Além de prever um ano de fortes mobilizações sociais, no esteio dos últimos dois, Guilherme Boulos também tratou das articulações com centrais sindicais e outros setores governistas para o que pode vir a ser uma ampla “Frente de Esquerda”. Nesse sentido, deixou claro que de modo algum tal iniciativa visa buscar conciliações e caminhos institucionais, mas uma agenda comum de lutas do interesse das classes populares.
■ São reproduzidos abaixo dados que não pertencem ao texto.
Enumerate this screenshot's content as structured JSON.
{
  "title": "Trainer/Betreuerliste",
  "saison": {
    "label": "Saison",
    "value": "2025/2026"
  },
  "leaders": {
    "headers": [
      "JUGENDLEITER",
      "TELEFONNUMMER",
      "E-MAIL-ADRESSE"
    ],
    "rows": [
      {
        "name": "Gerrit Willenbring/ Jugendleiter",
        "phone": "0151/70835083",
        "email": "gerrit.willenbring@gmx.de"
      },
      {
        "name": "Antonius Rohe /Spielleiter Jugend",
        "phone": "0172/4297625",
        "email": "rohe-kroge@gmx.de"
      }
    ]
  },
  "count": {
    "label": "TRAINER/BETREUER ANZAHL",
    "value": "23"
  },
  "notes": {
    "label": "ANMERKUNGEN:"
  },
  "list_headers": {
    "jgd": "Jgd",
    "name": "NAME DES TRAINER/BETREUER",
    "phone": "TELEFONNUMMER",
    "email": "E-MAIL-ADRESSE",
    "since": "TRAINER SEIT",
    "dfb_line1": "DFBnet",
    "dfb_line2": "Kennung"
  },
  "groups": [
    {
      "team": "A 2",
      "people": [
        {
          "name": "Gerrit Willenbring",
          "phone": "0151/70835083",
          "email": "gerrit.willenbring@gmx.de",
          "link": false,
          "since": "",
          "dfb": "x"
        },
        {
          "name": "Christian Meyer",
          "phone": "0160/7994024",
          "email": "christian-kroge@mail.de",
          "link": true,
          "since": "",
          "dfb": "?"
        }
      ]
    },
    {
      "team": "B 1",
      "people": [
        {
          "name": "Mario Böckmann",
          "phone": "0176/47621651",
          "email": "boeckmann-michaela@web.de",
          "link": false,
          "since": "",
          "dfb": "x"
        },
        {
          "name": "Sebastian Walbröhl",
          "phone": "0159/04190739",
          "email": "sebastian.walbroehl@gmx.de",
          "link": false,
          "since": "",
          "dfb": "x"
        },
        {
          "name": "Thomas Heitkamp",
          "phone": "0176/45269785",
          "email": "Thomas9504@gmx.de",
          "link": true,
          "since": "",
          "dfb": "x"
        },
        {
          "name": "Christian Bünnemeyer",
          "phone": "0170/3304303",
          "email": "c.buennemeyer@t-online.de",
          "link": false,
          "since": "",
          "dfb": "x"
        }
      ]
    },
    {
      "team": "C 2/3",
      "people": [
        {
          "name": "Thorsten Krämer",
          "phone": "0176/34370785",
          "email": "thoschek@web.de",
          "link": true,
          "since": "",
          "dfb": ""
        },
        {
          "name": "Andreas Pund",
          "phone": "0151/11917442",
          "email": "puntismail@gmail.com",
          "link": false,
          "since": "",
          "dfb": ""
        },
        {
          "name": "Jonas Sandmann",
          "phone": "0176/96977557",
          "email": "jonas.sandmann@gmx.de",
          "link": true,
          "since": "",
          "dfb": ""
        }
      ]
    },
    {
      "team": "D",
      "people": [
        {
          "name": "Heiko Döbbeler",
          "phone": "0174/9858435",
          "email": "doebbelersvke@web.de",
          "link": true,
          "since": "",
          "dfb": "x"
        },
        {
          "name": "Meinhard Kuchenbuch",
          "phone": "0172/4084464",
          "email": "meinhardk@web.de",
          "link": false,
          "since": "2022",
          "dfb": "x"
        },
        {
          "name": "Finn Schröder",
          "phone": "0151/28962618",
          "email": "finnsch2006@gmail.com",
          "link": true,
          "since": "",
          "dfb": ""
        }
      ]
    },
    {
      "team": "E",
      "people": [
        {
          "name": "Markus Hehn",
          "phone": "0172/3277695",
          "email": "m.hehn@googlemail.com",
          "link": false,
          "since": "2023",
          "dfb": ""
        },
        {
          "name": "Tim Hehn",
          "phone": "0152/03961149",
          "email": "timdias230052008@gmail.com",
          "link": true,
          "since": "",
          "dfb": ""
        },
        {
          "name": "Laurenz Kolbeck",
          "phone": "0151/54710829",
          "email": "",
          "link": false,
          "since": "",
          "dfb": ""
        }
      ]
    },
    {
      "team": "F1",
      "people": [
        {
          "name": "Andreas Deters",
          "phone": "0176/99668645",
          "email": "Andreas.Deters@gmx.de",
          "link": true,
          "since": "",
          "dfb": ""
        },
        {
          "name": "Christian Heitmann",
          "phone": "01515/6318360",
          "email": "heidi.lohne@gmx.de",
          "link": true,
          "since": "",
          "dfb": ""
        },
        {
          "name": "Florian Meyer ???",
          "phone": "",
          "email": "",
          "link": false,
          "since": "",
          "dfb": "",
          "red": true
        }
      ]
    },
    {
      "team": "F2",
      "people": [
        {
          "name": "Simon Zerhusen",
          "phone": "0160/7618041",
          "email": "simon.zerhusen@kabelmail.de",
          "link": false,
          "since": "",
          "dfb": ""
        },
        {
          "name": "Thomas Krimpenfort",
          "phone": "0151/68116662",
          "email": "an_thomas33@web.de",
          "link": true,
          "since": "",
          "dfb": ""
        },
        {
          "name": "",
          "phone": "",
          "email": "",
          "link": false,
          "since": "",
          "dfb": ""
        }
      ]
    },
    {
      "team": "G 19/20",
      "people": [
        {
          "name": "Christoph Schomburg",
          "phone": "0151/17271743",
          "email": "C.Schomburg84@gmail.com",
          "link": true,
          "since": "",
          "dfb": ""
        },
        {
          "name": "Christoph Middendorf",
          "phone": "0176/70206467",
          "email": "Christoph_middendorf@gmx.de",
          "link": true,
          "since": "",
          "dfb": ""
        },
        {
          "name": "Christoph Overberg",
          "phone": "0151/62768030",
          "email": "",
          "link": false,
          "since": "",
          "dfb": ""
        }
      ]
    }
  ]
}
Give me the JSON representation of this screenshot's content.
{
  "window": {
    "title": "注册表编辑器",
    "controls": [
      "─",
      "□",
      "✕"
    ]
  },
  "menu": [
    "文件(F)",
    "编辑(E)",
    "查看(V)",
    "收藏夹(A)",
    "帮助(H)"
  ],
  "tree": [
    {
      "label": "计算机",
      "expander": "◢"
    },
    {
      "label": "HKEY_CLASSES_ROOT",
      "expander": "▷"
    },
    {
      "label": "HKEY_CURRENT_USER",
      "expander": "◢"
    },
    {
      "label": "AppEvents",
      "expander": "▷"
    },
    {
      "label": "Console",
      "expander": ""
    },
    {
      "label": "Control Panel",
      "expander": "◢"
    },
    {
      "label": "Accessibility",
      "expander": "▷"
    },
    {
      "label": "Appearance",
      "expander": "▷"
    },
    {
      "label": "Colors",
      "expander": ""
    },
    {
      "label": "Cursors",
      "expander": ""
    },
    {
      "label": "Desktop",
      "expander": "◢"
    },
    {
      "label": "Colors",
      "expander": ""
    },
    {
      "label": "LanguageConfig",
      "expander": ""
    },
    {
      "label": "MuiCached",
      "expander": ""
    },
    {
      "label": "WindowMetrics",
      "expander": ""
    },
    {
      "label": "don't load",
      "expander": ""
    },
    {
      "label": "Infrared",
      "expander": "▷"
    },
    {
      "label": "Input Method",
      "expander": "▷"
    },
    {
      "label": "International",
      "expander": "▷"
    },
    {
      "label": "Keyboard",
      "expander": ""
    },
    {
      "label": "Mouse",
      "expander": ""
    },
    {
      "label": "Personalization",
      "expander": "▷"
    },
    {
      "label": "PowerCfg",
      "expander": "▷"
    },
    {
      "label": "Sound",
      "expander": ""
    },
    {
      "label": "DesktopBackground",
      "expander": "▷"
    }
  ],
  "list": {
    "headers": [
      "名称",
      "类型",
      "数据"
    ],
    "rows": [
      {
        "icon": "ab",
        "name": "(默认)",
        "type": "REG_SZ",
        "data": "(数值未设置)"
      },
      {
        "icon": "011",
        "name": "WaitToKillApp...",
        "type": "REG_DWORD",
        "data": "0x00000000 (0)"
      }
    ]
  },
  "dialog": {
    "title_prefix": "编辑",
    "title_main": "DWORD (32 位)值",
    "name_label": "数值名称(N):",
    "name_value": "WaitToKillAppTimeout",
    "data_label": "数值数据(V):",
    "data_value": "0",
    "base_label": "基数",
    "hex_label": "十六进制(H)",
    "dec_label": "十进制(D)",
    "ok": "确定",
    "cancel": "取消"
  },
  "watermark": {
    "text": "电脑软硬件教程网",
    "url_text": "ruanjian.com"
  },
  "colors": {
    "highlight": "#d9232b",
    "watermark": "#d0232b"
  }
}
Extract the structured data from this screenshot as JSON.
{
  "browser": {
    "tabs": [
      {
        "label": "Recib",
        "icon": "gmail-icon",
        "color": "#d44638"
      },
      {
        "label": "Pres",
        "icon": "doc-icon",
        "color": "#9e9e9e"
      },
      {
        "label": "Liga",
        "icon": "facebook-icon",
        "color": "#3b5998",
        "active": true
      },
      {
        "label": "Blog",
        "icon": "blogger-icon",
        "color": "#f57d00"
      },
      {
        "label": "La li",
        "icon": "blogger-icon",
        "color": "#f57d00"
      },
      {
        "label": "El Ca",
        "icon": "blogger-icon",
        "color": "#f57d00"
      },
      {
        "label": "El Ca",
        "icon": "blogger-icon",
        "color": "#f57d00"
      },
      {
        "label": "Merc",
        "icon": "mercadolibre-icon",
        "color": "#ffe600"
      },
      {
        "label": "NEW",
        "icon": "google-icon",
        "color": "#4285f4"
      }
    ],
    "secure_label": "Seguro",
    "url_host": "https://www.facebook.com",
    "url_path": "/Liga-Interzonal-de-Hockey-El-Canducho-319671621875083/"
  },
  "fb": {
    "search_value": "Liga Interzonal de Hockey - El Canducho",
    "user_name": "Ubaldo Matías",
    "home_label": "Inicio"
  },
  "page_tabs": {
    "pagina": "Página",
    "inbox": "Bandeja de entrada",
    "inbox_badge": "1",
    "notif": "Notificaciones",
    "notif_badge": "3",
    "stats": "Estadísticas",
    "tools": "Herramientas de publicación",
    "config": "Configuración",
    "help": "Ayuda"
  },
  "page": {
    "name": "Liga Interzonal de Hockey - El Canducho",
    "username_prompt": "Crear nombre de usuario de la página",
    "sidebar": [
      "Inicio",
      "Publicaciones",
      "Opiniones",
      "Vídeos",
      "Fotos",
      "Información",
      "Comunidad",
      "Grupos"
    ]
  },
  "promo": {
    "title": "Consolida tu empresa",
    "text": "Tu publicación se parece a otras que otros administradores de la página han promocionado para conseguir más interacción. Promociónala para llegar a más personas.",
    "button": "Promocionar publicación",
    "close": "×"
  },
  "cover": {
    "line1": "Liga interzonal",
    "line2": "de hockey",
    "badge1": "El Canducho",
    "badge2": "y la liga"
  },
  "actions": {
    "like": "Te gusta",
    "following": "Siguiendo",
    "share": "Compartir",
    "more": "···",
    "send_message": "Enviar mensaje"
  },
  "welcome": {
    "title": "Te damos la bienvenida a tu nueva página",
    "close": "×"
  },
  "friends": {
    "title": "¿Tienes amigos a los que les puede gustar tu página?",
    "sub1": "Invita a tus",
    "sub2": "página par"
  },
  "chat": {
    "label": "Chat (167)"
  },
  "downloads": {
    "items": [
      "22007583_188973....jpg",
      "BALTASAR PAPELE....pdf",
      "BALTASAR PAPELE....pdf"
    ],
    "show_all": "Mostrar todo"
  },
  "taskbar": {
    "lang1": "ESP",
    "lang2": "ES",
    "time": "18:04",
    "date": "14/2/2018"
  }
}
“Não podemos ter peio de sentar com setores governistas e de relação histórica com o PT. A contradição não é nossa. É dos setores que apoiam o governo e que estão sendo forçados pelos ataques do próprio governo a se mobilizar. É um fator positivo na conjuntura. É fundamental que cada ataque do governo seja respondido à altura pela mobilização popular. Uma frente dessa natureza é, para nós, uma necessidade”, explicou.
Eis a entrevista.
Como encarou a vitória de Dilma para um segundo mandato e, especialmente, o rumo que se insinua, a partir das escolhas ministeriais da presidente?
As eleições do segundo turno foram extremamente polarizadas e também tiveram um componente de mobilização social que não víamos há vários anos. Houve, em dado momento, um alinhamento do setor mais tradicional da direita e até setores da extrema-direita em torno da candidatura do Aécio Neves. Numa parte importante da sociedade e dos trabalhadores, gerou-se um receio quanto ao risco de um maior retrocesso.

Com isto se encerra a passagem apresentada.